The Indian Rupee demonstrated resilience, recovering 41 paise to trade at 96.45 against the US Dollar, a notable rebound from its record low. This recovery is largely attributed to signals from US President Donald Trump indicating that negotiations with Iran are nearing a conclusion. The market interpreted these developments as a de-escalation of immediate geopolitical concerns, providing a temporary reprieve for the rupee. On Wednesday, the currency had touched an all-time low of 96.95 before closing at 96.86, pressured by dollar demand, a strong dollar index, and crude oil prices hovering near $110.

Technical Levels and RBI Support

Analysts suggest that the 97.00 level will act as immediate resistance for USD/INR, with support expected around 95.50-95.80. The Reserve Bank of India (RBI) has been actively intervening in the foreign exchange market, primarily by selling US dollars, to curb excessive depreciation and manage volatility. This intervention, a strategy last employed in March, aims to break a negative feedback loop of depreciation exacerbated by sustained oil prices and US yields. Historically, the RBI has intervened to maintain orderly conditions and curb excessive volatility, utilizing its dollar reserves to support the rupee.

Market Indicators and Broader Context

The US Dollar Index (DXY) saw a slight uptick, trading at 99.18, reflecting its strength against a basket of major currencies. Brent crude oil futures, the global benchmark, edged higher, trading at $105.77 per barrel. Despite the rupee's recovery, elevated crude oil prices remain a significant concern for India, which heavily relies on imports.
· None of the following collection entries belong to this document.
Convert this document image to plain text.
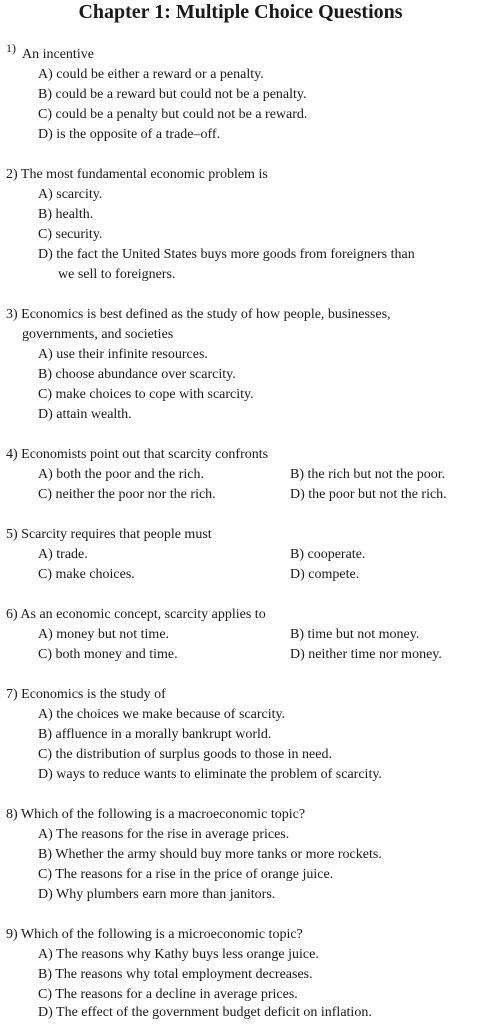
Chapter 1: Multiple Choice Questions
1) An incentive
A) could be either a reward or a penalty.
B) could be a reward but could not be a penalty.
C) could be a penalty but could not be a reward.
D) is the opposite of a trade–off.
2) The most fundamental economic problem is
A) scarcity.
B) health.
C) security.
D) the fact the United States buys more goods from foreigners than
we sell to foreigners.
3) Economics is best defined as the study of how people, businesses,
governments, and societies
A) use their infinite resources.
B) choose abundance over scarcity.
C) make choices to cope with scarcity.
D) attain wealth.
4) Economists point out that scarcity confronts
A) both the poor and the rich.	B) the rich but not the poor.
C) neither the poor nor the rich.	D) the poor but not the rich.
5) Scarcity requires that people must
A) trade.	B) cooperate.
C) make choices.	D) compete.
6) As an economic concept, scarcity applies to
A) money but not time.	B) time but not money.
C) both money and time.	D) neither time nor money.
7) Economics is the study of
A) the choices we make because of scarcity.
B) affluence in a morally bankrupt world.
C) the distribution of surplus goods to those in need.
D) ways to reduce wants to eliminate the problem of scarcity.
8) Which of the following is a macroeconomic topic?
A) The reasons for the rise in average prices.
B) Whether the army should buy more tanks or more rockets.
C) The reasons for a rise in the price of orange juice.
D) Why plumbers earn more than janitors.
9) Which of the following is a microeconomic topic?
A) The reasons why Kathy buys less orange juice.
B) The reasons why total employment decreases.
C) The reasons for a decline in average prices.
D) The effect of the government budget deficit on inflation.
Surging oil prices increase India's import bill, widen the trade deficit, and fuel inflation.

Historical Performance and Sector Trends

In the past year, the Indian Rupee has experienced significant depreciation, falling by 11.93% against the US Dollar as of May 21, 2026. The USD/INR exchange rate reached an all-time high of 99.82 in March 2026. In the last six months, the average exchange rate was 91.8339 INR per USD, with a high of 96.9118 on May 20, 2026. The Indian equity markets showed positive movement on Thursday, with the Sensex gaining 327.74 points to 75,646.13 and the Nifty adding 111.75 points to 23,772.05. However, foreign institutional investors continued to offload equities, selling shares worth Rs 1,597.35 crore net on Wednesday.

Persistent Geopolitical and Economic Risks

Despite the current reprieve, significant risks persist for the Indian Rupee. The ongoing geopolitical tensions in the Middle East, particularly concerning Iran, have historically led to increased oil prices and currency volatility. A prolonged conflict or failure in negotiations could reignite these pressures, widening India's trade deficit and exacerbating inflationary concerns. Furthermore, the US Dollar Index has shown resilience, trading around 99.18, indicating continued strength that could exert pressure on emerging market currencies like the rupee. The reliance on imported oil makes India particularly vulnerable to supply disruptions and price shocks. Analysts have warned that sustained high oil prices could significantly increase India's import bill, worsen the current account deficit, accelerate domestic inflation, and weaken consumer spending.

Future Outlook

The Reserve Bank of India's intervention will remain a key factor in stabilizing the rupee in the short term. However, the medium to long-term trajectory of the Indian Rupee will largely depend on the resolution of geopolitical tensions, global crude oil price movements, and broader macroeconomic factors. Analysts expect the USD/INR to trade around 95.77 by the end of the current quarter and 94.23 in 12 months, but these forecasts are subject to significant geopolitical and economic uncertainties.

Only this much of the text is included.